新型ホンダ・プレリュードをUK編集部が評価(1) 背が低いクーペを歓迎! 「物足りない最高出力」を深堀り
公開 : 2026.05.15 18:05
四半世紀を経て復活したプレリュード。シビックへ通じるハイブリッドを1480kgの軽量ボディへ積み、一体感を生む疑似変速を実装します。高級さを演出できる内装も強み。UK編集部が評価します。
シビックへ通じるハイブリッドで184ps
ホンダがプレリュードを復活させると聞いて、三菱エクリプスのように、クロスオーバーになるのではと想像した英国人はゼロではないはず。しかし、喜ばしいことに違った。歴代と同様に、5代目も前輪駆動の背が低いクーペだった。
比較試乗で、その好印象な走りは確認済み。英国市場では現実的な価格設定で、燃費に優れ、英国編集部では魅力的なホンダだと受け止めている。ただし、BMW 2シリーズ・クーペに並ぶ純粋なスポーツカー、とまでは呼べないかもしれない。

流麗なボディの内側に隠れているのは、シビックへ通じるハイブリッド。フロントサスペンションには、先代のシビック・タイプRと設計は異なるが、デュアルアクシス・ストラットを採用する。自然なステアリングフィールを求めて。
車重は1480kgと軽量。他方、システム総合の最高出力は184psと、少々物足りない。今回は、もう少しその正体を深掘りしてみよう。
通常は発電機として機能する4気筒エンジン
5代目で注目すべきは、やはりe:HEVと呼ばれるシリーズ式ハイブリッドのパワートレイン。エンジンはアトキンソンサイクルの2.0L 4気筒で、ロックアップクラッチが組まれ、高負荷時には前輪を駆動できるが、通常は発電機として機能する。
駆動用バッテリーは、容量1.06kWh。ギア比が固定の、駆動用モーターへ電力が供給される。プレリュードでは、S+シフトと呼ばれる疑似変速機能が備わるのが特徴。ステアリングホイール裏のパドルで、エンジン車のように任意のギア選びを楽しめる。

タイヤは、前後で同サイズの235/40 19インチで、最近のクーペとしては細め。前輪駆動のホットハッチへ、近いチョイスといえるだろう。
ブラック・パッケージを指定すれば、グラックのホイールやリアウイングでコーディネートされる。最高速度は188km/hだから、空力的な効果は薄いかもしれないが。その英国でのお値段は、1390ポンド(約29万円)とのこと。
2シリーズより高級な雰囲気も演出できる内装
インテリアは、デザイン的にはシビックがベースながら、充分な独自性も備わる。ダッシュボードやセンターコンソールの造形は立体感が増し、物理ボタンの数も多い。色の選択次第では、2シリーズ・クーペより高級な雰囲気も演出できる。
グロスブラックの樹脂パネルはゼロではないが、面積は控えめ。日本車らしくスマートでありつつ、人間工学へ配慮され、好印象なキャビンだと思う。

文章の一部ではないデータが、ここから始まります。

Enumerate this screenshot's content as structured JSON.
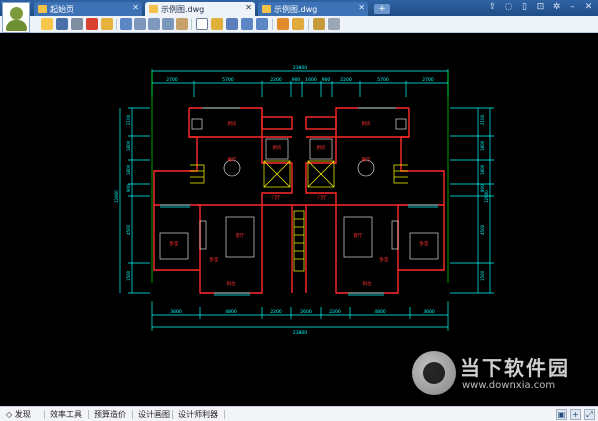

運転席の座面はさほど低くなく、マツダMX-5(ロードスター)のような、スポーツカー・ライクな運転姿勢ではない。それでも、サイズの近いハッチバックより包まれ感は強く、レザー張りのシートはサイドサポートが頼もしい。
シフトセレクターの隣には、丸いS+のボタン。運転体験の充実度を引き上げるだけあって、しっかり大きい。ちなみに、運転席と助手席でシートは違う。助手席の方がクッションはソフトで、形状もよりフラットだ。